Novembre
Le
ciel était gris-bleu et le soleil de novembre, invisible, diffusait
une douce lumière ocre, ourlait de festons dorés les rares flocons
de nuages blancs perdus dans la grisaille. Un crachin très fin
tombait par intermittence, et l’on n’entendait que le crépitement
des vagues, le cri des mouettes, et le sifflement du vent dans les
landes. La mer était couleur d’amande et le tapis des bruyères se
teintait déjà de taches violettes. Au bas des falaises, quelques
aigrettes sondaient les gravières ; dans les criques, huîtriers
et tournepierres fouillaient la vase, les bécasseaux avançaient
puis reculaient devant le déferlement des vagues.
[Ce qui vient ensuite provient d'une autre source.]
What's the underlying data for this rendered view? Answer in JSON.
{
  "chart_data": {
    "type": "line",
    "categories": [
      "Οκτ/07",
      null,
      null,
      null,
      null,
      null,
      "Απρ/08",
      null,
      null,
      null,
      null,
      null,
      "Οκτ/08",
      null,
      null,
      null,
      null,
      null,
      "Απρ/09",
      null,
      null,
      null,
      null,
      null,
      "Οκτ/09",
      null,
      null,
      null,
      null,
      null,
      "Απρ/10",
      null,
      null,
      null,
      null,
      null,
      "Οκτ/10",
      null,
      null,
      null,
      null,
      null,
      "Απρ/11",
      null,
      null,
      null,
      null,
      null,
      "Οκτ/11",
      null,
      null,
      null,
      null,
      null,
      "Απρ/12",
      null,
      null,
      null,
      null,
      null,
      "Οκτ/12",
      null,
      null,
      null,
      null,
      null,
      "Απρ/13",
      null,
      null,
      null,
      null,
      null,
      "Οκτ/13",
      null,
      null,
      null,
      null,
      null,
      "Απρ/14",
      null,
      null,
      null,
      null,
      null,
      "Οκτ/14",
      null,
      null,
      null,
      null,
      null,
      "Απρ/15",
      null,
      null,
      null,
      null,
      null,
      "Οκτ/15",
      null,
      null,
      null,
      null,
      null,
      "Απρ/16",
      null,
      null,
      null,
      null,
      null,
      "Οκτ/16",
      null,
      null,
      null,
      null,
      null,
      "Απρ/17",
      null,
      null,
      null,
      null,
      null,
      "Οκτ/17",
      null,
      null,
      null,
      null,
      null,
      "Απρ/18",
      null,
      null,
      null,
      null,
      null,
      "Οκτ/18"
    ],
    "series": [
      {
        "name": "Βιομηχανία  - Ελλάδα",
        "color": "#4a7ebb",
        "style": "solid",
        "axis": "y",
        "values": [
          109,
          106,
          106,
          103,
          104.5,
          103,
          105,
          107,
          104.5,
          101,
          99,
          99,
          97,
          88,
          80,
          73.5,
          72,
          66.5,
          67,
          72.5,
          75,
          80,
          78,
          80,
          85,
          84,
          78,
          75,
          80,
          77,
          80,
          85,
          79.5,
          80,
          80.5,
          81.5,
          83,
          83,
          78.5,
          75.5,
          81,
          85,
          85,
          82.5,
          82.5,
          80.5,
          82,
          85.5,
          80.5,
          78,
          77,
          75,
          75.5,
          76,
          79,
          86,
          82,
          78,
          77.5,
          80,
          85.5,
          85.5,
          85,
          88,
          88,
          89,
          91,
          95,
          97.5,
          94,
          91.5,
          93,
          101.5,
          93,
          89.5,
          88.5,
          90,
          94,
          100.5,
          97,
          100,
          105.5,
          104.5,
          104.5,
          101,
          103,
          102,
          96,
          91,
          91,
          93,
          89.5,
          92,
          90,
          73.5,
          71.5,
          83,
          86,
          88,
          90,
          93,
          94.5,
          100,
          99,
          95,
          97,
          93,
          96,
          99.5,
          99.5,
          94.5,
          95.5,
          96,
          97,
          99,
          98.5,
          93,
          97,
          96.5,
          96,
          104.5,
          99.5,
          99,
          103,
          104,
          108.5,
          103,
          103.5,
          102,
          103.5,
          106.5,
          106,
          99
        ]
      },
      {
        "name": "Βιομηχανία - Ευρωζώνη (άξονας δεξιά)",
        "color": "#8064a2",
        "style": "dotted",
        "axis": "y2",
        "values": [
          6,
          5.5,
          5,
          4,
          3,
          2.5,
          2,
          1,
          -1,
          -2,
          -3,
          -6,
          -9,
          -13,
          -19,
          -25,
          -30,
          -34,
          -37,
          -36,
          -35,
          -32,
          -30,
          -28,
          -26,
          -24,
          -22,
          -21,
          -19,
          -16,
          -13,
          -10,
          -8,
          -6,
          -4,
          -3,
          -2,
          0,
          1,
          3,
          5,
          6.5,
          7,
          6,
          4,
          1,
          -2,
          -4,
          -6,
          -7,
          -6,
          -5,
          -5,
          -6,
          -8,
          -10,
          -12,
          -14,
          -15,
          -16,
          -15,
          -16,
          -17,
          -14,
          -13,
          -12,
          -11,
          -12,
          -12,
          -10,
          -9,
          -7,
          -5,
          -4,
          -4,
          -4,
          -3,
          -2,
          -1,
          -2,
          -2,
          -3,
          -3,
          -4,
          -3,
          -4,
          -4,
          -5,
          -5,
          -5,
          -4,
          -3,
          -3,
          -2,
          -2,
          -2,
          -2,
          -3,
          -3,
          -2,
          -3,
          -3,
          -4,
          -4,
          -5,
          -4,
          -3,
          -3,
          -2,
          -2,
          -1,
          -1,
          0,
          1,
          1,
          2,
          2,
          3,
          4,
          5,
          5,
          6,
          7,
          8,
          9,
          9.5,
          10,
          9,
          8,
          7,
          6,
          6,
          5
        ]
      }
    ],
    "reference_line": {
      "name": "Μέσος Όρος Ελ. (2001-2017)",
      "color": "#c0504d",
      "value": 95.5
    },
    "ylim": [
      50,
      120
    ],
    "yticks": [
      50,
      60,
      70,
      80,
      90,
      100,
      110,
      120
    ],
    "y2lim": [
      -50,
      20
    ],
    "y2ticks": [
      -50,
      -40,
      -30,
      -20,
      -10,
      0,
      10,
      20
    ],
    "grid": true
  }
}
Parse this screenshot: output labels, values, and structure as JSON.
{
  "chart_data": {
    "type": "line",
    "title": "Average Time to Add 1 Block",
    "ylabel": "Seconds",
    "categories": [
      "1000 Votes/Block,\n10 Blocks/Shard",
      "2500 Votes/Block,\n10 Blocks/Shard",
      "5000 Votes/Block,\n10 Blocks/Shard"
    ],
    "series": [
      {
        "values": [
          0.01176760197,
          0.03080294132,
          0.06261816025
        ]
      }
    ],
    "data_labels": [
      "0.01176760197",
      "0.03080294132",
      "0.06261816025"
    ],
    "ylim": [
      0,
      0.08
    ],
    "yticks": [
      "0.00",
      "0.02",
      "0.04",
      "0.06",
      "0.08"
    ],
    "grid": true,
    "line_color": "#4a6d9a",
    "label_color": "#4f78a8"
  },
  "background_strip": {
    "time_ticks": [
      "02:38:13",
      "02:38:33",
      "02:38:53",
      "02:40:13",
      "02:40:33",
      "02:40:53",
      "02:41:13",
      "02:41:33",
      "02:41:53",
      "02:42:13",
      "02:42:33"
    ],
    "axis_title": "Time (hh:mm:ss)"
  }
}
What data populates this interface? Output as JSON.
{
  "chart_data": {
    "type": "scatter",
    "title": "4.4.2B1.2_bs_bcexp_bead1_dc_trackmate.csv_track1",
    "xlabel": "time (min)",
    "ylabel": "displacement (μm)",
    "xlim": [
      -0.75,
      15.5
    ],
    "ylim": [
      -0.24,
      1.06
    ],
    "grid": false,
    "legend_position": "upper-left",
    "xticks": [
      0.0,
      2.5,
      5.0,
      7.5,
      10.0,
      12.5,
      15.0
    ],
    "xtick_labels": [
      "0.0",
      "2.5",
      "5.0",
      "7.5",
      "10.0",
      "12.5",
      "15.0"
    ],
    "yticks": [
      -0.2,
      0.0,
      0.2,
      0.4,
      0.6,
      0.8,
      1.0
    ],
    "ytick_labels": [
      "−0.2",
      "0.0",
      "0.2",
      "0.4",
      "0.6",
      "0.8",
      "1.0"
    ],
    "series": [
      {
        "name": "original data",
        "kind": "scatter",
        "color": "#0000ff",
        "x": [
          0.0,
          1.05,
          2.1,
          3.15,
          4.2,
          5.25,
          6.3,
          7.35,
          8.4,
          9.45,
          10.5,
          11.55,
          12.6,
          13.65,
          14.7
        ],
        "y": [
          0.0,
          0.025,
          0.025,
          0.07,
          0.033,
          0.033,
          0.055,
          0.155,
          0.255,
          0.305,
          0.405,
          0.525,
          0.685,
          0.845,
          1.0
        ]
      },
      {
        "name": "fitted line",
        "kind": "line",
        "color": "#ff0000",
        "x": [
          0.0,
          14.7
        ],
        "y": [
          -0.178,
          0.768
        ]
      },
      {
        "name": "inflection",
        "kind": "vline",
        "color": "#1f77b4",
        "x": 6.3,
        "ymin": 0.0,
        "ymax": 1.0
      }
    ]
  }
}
Le vent frisquet,
soufflant entre les averses apportait des effluves de goémon.
Sur le chemin des
douaniers quelques couples de retraités faisaient leurs promenades
de santé, silencieusement, sensibles à la grandeur du paysage, tous
semblablement vêtus de parkas rouges ou bleues et de bonnets
marins, tous ou presque accompagnés d’un chien. Seuls les chiens
différaient ; cela allait du ridicule pékinois au terre-neuve
obèse halant son maître, mais l’on pouvait constater une
prédominance du caniche abricot.
Au
tournant du chemin une vision détonante, trois hommes affublés,
sanglés dans des costumes anthracite, les cravates criardes, les
visages rougeauds, vraisemblablement trois « commerciaux »
accomplissant une marche digestive. Leurs cris, leurs gros rires,
leurs grands gestes troublaient la quiétude, l’harmonie du lieu
et du moment. Je les croisai et entendis ces paroles « juste
bon pour barboter mais ça ne vaut pas la Côte ! ». J’eus
instantanément un désir impulsif, irrésistible, de meurtre, je
jaugeai la situation : la hauteur de la falaise, personne en
vue…, la chute serait fatale. Mais ils étaient trois et j’étais
seul, l’impossibilité d’agir fut assurément la seule chose qui
m’arrêta, ce ne fut pas ma conscience morale qui se trouva
bizarrement abolie. D’ailleurs, rien que d’y penser, je regrette
encore, non mon impulsion, mais de n’avoir rien fait.